2

Бери, мне не жалко

Моя мама работает в школе учителем ИЗО и технологии. Работа в школе еще та, и об этом знаю я сама не понаслышке. Мама не только ведет уроки (учителей – технологов в школе всего два), но и оформляет классы, и выставки поделок и рисунков организует, и внеклассные часы и мероприятия проводит. У моей мамы не только большая нагрузка, но еще начальство любит давать и дополнительные работы, особенно во время каникул. Одна из таких – перепись детей в том микрорайоне, где располагается школа. Занятие еще то – ходишь по квартирам, ищешь семьи с детьми (начиная с грудничкового возраста и заканчивая теми, кто уже учится в ПТУ), фиксируется место их проживания, возраст, родители и т. п.

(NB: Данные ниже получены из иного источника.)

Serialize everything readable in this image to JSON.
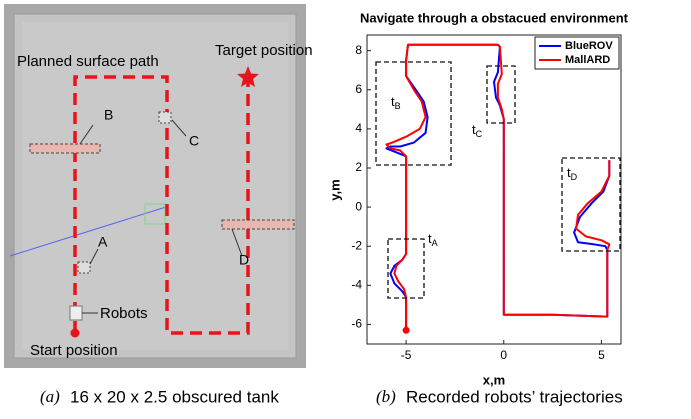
{
  "left_panel": {
    "labels": {
      "path": "Planned surface path",
      "target": "Target position",
      "b": "B",
      "c": "C",
      "a": "A",
      "d": "D",
      "robots": "Robots",
      "start": "Start position"
    },
    "caption": {
      "letter": "(a)",
      "text": "16 x 20 x 2.5 obscured tank"
    }
  },
  "chart_data": {
    "type": "line",
    "title": "Navigate through a obstacued environment",
    "x_label": "x,m",
    "y_label": "y,m",
    "xlim": [
      -7,
      6
    ],
    "ylim": [
      -7,
      8.8
    ],
    "xticks": [
      -5,
      0,
      5
    ],
    "yticks": [
      -6,
      -4,
      -2,
      0,
      2,
      4,
      6,
      8
    ],
    "legend": "upper right",
    "series": [
      {
        "name": "BlueROV",
        "color": "#0000ff",
        "x": [
          -5,
          -5,
          -5.2,
          -5.6,
          -5.8,
          -5.6,
          -5.2,
          -5,
          -5,
          -5,
          -5.5,
          -6,
          -5.8,
          -5.3,
          -4.6,
          -4,
          -3.9,
          -4.1,
          -4.5,
          -5,
          -5,
          -4.9,
          -2,
          -0.3,
          -0.2,
          -0.3,
          -0.5,
          -0.4,
          -0.2,
          0,
          0,
          2.5,
          5.3,
          5.3,
          5.2,
          4.6,
          3.8,
          3.6,
          3.9,
          4.5,
          5.1,
          5.4,
          5.4
        ],
        "y": [
          -6.3,
          -4.6,
          -4.3,
          -3.9,
          -3.4,
          -3,
          -2.7,
          -2.4,
          1.5,
          2.6,
          2.8,
          3,
          3.1,
          3.1,
          3.3,
          3.8,
          4.6,
          5.4,
          6,
          6.7,
          7.5,
          8.3,
          8.3,
          8.3,
          8.2,
          6.9,
          6.4,
          5.6,
          5.2,
          4.5,
          -5.5,
          -5.5,
          -5.6,
          -2.2,
          -2,
          -1.9,
          -1.8,
          -1.3,
          -0.5,
          0.2,
          0.8,
          1.6,
          2.4
        ]
      },
      {
        "name": "MallARD",
        "color": "#ff0000",
        "x": [
          -5,
          -5,
          -5.1,
          -5.4,
          -5.6,
          -5.5,
          -5.2,
          -5,
          -5,
          -5,
          -5.3,
          -5.8,
          -6,
          -5.7,
          -5,
          -4.3,
          -4,
          -4.2,
          -4.6,
          -5,
          -5,
          -4.9,
          -2,
          -0.3,
          -0.2,
          -0.1,
          -0.3,
          -0.3,
          -0.1,
          0,
          0,
          2.5,
          5.3,
          5.3,
          5.4,
          5,
          4.2,
          3.7,
          3.8,
          4.3,
          5,
          5.4,
          5.4
        ],
        "y": [
          -6.3,
          -4.6,
          -4.2,
          -3.8,
          -3.4,
          -3,
          -2.7,
          -2.4,
          1.5,
          2.6,
          2.9,
          3,
          3.2,
          3.3,
          3.6,
          4,
          4.6,
          5.4,
          6,
          6.7,
          7.5,
          8.3,
          8.3,
          8.3,
          8.2,
          6.8,
          6.3,
          5.6,
          5,
          4.5,
          -5.5,
          -5.5,
          -5.6,
          -2.2,
          -1.9,
          -1.7,
          -1.5,
          -1.1,
          -0.4,
          0.2,
          0.8,
          1.6,
          2.4
        ]
      }
    ],
    "annotations": [
      {
        "text": "t",
        "sub": "A"
      },
      {
        "text": "t",
        "sub": "B"
      },
      {
        "text": "t",
        "sub": "C"
      },
      {
        "text": "t",
        "sub": "D"
      }
    ],
    "caption": {
      "letter": "(b)",
      "text": "Recorded robots’ trajectories"
    }
  }
}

Из собранной информации формируется база данных, по которым вычисляется сколько будет детей – первоклашек в следующем году, сколько детей собирается идти в ГПД и т. п. Точно не знаю зачем это надо, хоть таблицы эти помогала составлять. Муторно, неинтересно, и много свободного времени убивает. Ходить в слякоть по улицам, шариться по подъездам и возвращаться в один дом не по одному разу (часто дома никого не бывает) – то еще “удовольствие”. Да и район, где школа располагается, мягко говоря, благоустроенностью не отличается. Зато школа богатая и кичится уровнем образования… Парадокс.

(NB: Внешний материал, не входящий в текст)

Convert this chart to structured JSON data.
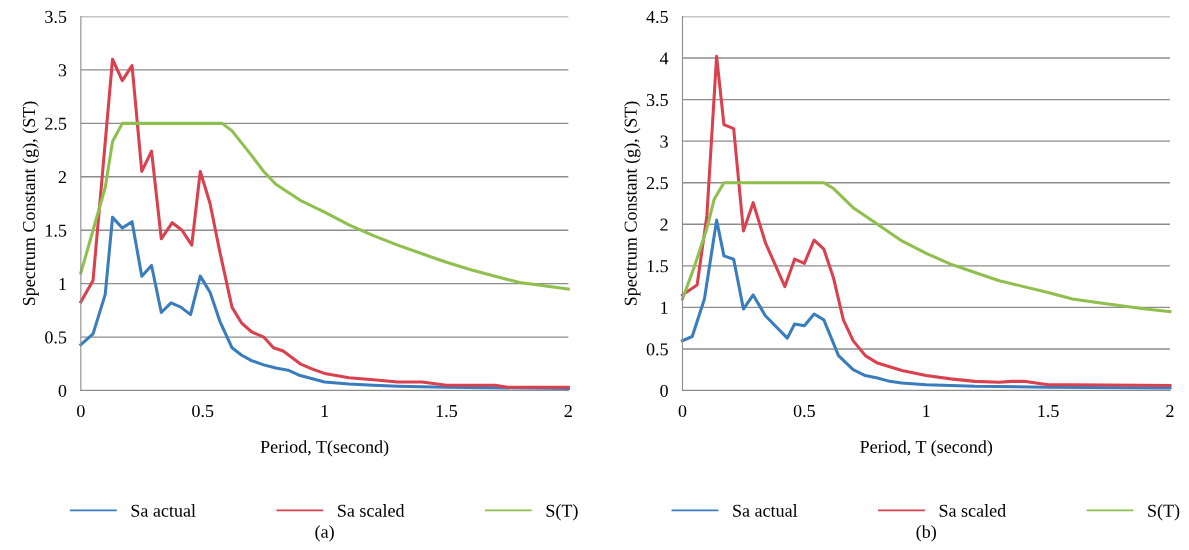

В эти осенние каникулы мою маму снова отправили на такое утомительное дело – на перепись детей. Выделили ей для прохождения квеста “перепиши детишек” четыре многоэтажки, улицу с частными домами и общежитие прикомбинатовское. Обычно мама не одна ходила – боязно. Брала с собой подругу Людмилу – библиотекаря, добродушную, но весьма бойкую женщину. В эти каникулы она уехала к дочери в Подмосковье, и маме пришлось переписывать в одиночку.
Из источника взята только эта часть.